それを双眼鏡で見つめていたハニーから、フリオのことを知らされたフレッドは、ベリーニャに追い払われたのだろうと彼女に伝える。


解説 評価 感想

*フレッド・アステア/ジンジャー・ロジャース 共演作
・「空中レヴュー時代」(1933):RKO
・「コンチネンタル」(1934):RKO
・「ロバータ」(1935):RKO
・「トップ・ハット」(1935):RKO
・「艦隊を追って」(1936):RKO
・「有頂天時代」(1936):RKO
・「踊らん哉」(1937):RKO
・「気儘時代」(1938):RKO
・「カッスル夫妻」(1939):RKO
・「ブロードウェイのバークレー夫妻」(1949年):MGM

*(簡略ストーリー)
マイアミ
ブラジル人の富豪令嬢ベリーニャ・デ・レゼンデに惹かれたバンドリーダーのロジャーは、客と親しくなることをホテルに禁じらていたため、契約を切られる。
親友フリオの協力でリオデジャネイロの仕事を見つけてもらったロジャーは、ベリーニャもその場に行くことを知り、彼女を自家用機に乗せて飛び立つ。
エンジン不調である島に不時着したロジャーは、ベリーニャと惹かれ合うようになるものの、彼女に婚約者がいることを知る。
ロジャーは、フリオがベリーニャの婚約者と知らずにリオデジャネイロに向かうのだが・・・。
__________

本作後にイギリスに向かうソーントン・フリーランドの監督作品で、製作総指揮はメリアン・C・クーパーが担当している。
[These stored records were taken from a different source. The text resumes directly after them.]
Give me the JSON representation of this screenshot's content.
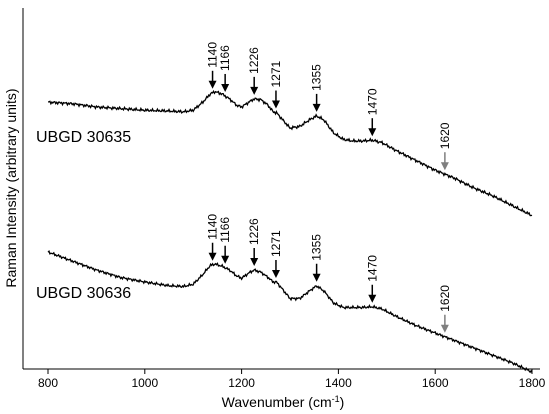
{
  "chart_data": {
    "type": "line",
    "xlabel_main": "Wavenumber (cm",
    "xlabel_sup": "-1",
    "xlabel_end": ")",
    "ylabel": "Raman Intensity (arbitrary units)",
    "xlim": [
      800,
      1800
    ],
    "x_ticks": [
      "800",
      "1000",
      "1200",
      "1400",
      "1600",
      "1800"
    ],
    "spectra": [
      {
        "name": "UBGD 30635",
        "x": [
          800,
          850,
          900,
          950,
          1000,
          1050,
          1080,
          1100,
          1120,
          1135,
          1145,
          1160,
          1175,
          1190,
          1200,
          1215,
          1226,
          1240,
          1255,
          1265,
          1272,
          1285,
          1300,
          1320,
          1340,
          1355,
          1370,
          1390,
          1410,
          1430,
          1450,
          1470,
          1490,
          1520,
          1560,
          1600,
          1640,
          1680,
          1720,
          1760,
          1800
        ],
        "y": [
          0.74,
          0.73,
          0.71,
          0.7,
          0.69,
          0.685,
          0.68,
          0.69,
          0.74,
          0.79,
          0.805,
          0.79,
          0.76,
          0.72,
          0.71,
          0.74,
          0.76,
          0.755,
          0.72,
          0.68,
          0.675,
          0.63,
          0.58,
          0.59,
          0.63,
          0.655,
          0.63,
          0.55,
          0.51,
          0.5,
          0.5,
          0.505,
          0.49,
          0.44,
          0.38,
          0.32,
          0.27,
          0.21,
          0.16,
          0.1,
          0.04
        ]
      },
      {
        "name": "UBGD 30636",
        "x": [
          800,
          850,
          900,
          950,
          1000,
          1050,
          1080,
          1100,
          1120,
          1135,
          1145,
          1160,
          1175,
          1190,
          1200,
          1215,
          1226,
          1240,
          1255,
          1265,
          1272,
          1285,
          1300,
          1320,
          1340,
          1355,
          1370,
          1390,
          1410,
          1430,
          1450,
          1470,
          1490,
          1520,
          1560,
          1600,
          1640,
          1680,
          1720,
          1760,
          1800
        ],
        "y": [
          0.78,
          0.72,
          0.66,
          0.61,
          0.58,
          0.555,
          0.55,
          0.565,
          0.63,
          0.69,
          0.7,
          0.685,
          0.66,
          0.62,
          0.605,
          0.64,
          0.66,
          0.645,
          0.61,
          0.58,
          0.58,
          0.53,
          0.47,
          0.47,
          0.52,
          0.555,
          0.52,
          0.44,
          0.41,
          0.41,
          0.41,
          0.415,
          0.4,
          0.35,
          0.29,
          0.24,
          0.19,
          0.14,
          0.09,
          0.04,
          -0.02
        ]
      }
    ],
    "annotations": [
      {
        "spectrum": 0,
        "x": 1140,
        "label": "1140",
        "color": "#000000"
      },
      {
        "spectrum": 0,
        "x": 1166,
        "label": "1166",
        "color": "#000000"
      },
      {
        "spectrum": 0,
        "x": 1226,
        "label": "1226",
        "color": "#000000"
      },
      {
        "spectrum": 0,
        "x": 1271,
        "label": "1271",
        "color": "#000000"
      },
      {
        "spectrum": 0,
        "x": 1355,
        "label": "1355",
        "color": "#000000"
      },
      {
        "spectrum": 0,
        "x": 1470,
        "label": "1470",
        "color": "#000000"
      },
      {
        "spectrum": 0,
        "x": 1620,
        "label": "1620",
        "color": "#7f7f7f"
      },
      {
        "spectrum": 1,
        "x": 1140,
        "label": "1140",
        "color": "#000000"
      },
      {
        "spectrum": 1,
        "x": 1166,
        "label": "1166",
        "color": "#000000"
      },
      {
        "spectrum": 1,
        "x": 1226,
        "label": "1226",
        "color": "#000000"
      },
      {
        "spectrum": 1,
        "x": 1271,
        "label": "1271",
        "color": "#000000"
      },
      {
        "spectrum": 1,
        "x": 1355,
        "label": "1355",
        "color": "#000000"
      },
      {
        "spectrum": 1,
        "x": 1470,
        "label": "1470",
        "color": "#000000"
      },
      {
        "spectrum": 1,
        "x": 1620,
        "label": "1620",
        "color": "#7f7f7f"
      }
    ],
    "line_color": "#000000",
    "grid": false,
    "legend": "none"
  }
}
ブラジル人の富豪令嬢と婚約者、そしてバンドリーダーの三角関係と恋の行方を描くミュージカル。

主演ではないが、同年に映画デビューしたフレッド・アステアと、彼より12歳下ではあるが若干キャリアは長いジンジャー・ロジャースにとっては、RKOで9作共演した初コンビ作品である。

上記のように映画デビュー直後と言うこともあり、若さを前面に出し(と言っても30歳前半)溌溂とした演技を見せてくれる、バンドリーダーのアシスタントでアコーディオン奏者役のフレッド・アステアと、20代前半ということもありコケティッシュな魅力でバンドのボーカルを印象的に演ずるジンジャー・ロジャースの見事なパフォーマンスは十分に楽しめる。

友人同士が1人の女性を愛する複雑な恋愛関係と、バンドが巻き起こす騒動などがユーモラスに描かれている。

第7回アカデミー賞にノミネートされた”Carioca”他、楽曲の数々、そして豪華なレビューも楽しめる。

また、クライマックスで、複数の複葉機を使用した空中ショーなど、見どころ満載の娯楽作に仕上がっている。

妖艶な魅力で美しい富豪令嬢を演ずるドロレス・デル・リオ、彼女に惹かれるバンドリーダーである作曲家のジーン・レイモンド、彼の親友であるヒロインの婚約者ラウル・ルーリエン、ヒロインの伯母ブランシュ・フリデリチ、ヒロインの父親ウォルター・ウォーカー、歌手のエタ・モートンギリシャのギャンブル組織のメンバーの3人ロイ・ダルシーモーリス・ブラックアルマンド・カリスリオデジャネイロの市長ポール・ポルカシ、銀行家のレジナルド・バーロウマイアミのホテル副支配人エリック・ブロア、支配人のフランクリン・パングボーンなどが共演している。